Science has shown that childhood is a very critical period for our physical, emotional and mental growth. As a result, our lives are shaped by the positive and negative experiences we have as children.
Children do not evolve in their own bulb, but are shaped by the community in which they grow up. Childhood is the period of life when we learn to socialize and form dreams about our future. These dreams range from wanting to become a doctor or a teacher to simply having enough to eat. For example, some children see adults who are policemen, doctors, accountants or bankers and want to be like them in the future. Others close their eyes at night and see themselves as their parents or relatives repairing motorbikes, tailoring, hairdressing or shoemaking. But these dreams can be supported, strengthened and fulfilled, or they can be shattered by the behavior and words of adults.
What was my dream is now yours to realize
What’s more, many parents want to see their children fulfil the dreams they were unable to realize; they exert pressure, give instructions and even make choices for their children, thereby killing their initial dreams. Other dream-killing parents are those who discourage their children from pursuing their dreams because of the beliefs and social norms that surround them. These parents put pressure on their children who dream of becoming artists, singers, drummers and so on.
Dreams can also be shaped by exposure to soap operas, cartoons, series, shows and social media platforms. These create dreams of the future in children’s heads. Although some parents think that exposure to the screen makes children responsible individuals, it can have the opposite effect. That’s why I think parents should try to maintain a balance, teaching their children that there is a time for leisure, but also a time for working towards their dreams through education and social and community engagement.

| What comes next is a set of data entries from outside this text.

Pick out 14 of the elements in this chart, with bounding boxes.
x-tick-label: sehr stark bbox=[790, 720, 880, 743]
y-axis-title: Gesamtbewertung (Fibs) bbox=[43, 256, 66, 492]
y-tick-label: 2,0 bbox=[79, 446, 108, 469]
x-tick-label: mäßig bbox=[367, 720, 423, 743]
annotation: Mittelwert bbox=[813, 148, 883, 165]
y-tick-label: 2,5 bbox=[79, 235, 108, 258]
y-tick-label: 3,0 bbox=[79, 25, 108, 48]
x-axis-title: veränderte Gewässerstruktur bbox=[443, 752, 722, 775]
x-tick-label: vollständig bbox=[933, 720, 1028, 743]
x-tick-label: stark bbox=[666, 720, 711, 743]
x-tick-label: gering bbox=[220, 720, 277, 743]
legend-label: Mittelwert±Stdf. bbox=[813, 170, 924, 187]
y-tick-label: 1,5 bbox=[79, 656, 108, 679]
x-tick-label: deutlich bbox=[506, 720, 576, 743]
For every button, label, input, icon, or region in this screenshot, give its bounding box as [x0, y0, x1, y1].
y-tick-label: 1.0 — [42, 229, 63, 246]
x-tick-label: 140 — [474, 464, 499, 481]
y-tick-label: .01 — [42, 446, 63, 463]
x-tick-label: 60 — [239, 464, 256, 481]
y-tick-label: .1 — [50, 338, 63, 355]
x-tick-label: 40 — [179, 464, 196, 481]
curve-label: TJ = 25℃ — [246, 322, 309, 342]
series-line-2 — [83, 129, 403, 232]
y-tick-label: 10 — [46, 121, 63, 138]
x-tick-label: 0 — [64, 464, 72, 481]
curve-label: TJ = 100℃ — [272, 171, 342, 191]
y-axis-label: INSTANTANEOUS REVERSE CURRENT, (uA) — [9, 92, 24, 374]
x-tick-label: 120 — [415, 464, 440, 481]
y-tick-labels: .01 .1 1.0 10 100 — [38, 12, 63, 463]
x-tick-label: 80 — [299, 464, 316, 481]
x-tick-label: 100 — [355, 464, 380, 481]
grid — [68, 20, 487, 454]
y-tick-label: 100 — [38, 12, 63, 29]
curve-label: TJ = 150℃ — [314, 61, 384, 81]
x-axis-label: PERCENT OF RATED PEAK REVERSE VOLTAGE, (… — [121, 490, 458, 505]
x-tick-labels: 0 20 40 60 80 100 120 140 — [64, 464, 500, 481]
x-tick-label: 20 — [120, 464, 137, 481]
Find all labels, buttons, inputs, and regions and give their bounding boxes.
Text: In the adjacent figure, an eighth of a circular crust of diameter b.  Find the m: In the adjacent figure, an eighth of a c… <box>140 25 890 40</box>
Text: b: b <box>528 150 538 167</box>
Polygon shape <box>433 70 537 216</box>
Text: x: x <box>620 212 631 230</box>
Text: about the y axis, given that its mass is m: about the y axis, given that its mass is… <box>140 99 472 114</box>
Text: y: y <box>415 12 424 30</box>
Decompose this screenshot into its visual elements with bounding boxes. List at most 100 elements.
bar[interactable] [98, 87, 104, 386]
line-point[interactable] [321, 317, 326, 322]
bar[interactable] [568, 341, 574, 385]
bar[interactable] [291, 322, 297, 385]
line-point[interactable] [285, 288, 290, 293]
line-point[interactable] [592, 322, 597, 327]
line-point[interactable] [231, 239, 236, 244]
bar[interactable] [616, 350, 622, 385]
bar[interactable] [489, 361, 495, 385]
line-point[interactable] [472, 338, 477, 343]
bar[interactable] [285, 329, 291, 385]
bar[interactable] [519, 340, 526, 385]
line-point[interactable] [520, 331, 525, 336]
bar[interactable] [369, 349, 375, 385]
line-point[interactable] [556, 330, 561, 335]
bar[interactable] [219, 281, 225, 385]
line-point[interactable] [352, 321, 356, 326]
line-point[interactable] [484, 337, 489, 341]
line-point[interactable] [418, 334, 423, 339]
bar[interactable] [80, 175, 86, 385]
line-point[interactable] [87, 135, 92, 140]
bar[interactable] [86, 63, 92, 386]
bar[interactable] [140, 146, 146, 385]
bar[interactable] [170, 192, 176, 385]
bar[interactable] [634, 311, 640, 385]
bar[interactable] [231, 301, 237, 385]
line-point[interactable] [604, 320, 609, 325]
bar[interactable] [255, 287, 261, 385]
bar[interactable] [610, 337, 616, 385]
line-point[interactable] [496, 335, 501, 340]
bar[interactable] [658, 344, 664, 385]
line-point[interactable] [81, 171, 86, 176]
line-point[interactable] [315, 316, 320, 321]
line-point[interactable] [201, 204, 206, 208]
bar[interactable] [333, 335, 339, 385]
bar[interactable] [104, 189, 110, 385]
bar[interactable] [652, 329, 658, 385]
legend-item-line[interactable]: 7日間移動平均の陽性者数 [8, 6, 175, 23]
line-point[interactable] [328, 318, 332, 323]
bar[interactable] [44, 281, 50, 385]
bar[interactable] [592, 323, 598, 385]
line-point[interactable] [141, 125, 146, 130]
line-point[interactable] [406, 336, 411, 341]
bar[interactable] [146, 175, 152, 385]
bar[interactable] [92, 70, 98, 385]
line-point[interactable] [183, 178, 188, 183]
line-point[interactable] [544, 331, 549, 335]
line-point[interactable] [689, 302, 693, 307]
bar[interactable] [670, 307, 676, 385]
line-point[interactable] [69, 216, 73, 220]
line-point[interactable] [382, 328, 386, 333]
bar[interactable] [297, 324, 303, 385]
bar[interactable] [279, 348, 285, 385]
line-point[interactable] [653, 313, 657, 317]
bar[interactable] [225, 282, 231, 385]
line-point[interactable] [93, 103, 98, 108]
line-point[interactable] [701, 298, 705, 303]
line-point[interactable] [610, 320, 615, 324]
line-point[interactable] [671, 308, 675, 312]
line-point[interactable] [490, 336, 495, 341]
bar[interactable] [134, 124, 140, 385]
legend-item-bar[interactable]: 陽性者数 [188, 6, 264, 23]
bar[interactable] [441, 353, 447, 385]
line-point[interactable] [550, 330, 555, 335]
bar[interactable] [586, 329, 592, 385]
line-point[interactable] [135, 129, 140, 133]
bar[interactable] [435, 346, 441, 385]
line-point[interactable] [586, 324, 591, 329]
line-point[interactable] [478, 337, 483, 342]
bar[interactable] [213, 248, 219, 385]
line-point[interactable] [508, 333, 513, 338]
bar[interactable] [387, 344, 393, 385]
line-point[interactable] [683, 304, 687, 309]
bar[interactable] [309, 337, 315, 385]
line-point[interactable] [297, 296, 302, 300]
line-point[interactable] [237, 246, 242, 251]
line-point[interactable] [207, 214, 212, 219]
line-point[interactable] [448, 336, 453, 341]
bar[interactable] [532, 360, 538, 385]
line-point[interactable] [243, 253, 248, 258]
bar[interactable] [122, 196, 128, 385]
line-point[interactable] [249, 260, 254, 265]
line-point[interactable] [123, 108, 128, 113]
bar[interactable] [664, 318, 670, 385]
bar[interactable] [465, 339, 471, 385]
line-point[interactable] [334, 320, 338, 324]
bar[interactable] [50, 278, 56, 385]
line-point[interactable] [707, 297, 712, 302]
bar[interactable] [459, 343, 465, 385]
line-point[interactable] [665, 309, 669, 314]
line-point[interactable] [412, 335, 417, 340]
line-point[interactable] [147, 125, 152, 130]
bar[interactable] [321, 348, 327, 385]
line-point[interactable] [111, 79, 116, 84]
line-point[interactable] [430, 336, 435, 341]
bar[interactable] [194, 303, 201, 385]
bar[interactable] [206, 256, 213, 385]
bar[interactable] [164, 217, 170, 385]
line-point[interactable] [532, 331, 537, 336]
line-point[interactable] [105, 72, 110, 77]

We can and must guide the formation and fulfilment of children’s dreams without forcing or trampling on them
Parents often think that they must safeguard our children’s future at all costs through their words and actions. That’s noble and laudable, but we mustn’t forget that children learn from us and that they should be free to make their own mistakes and, above all, have the freedom to dream and the tools to realize healthy dreams and work on unhealthy ones. It’s also possible to pave the way for children by following their progress at school and helping them to learn what they’re passionate about. In any case, talking to children from time to time prepares them for their responsibilities.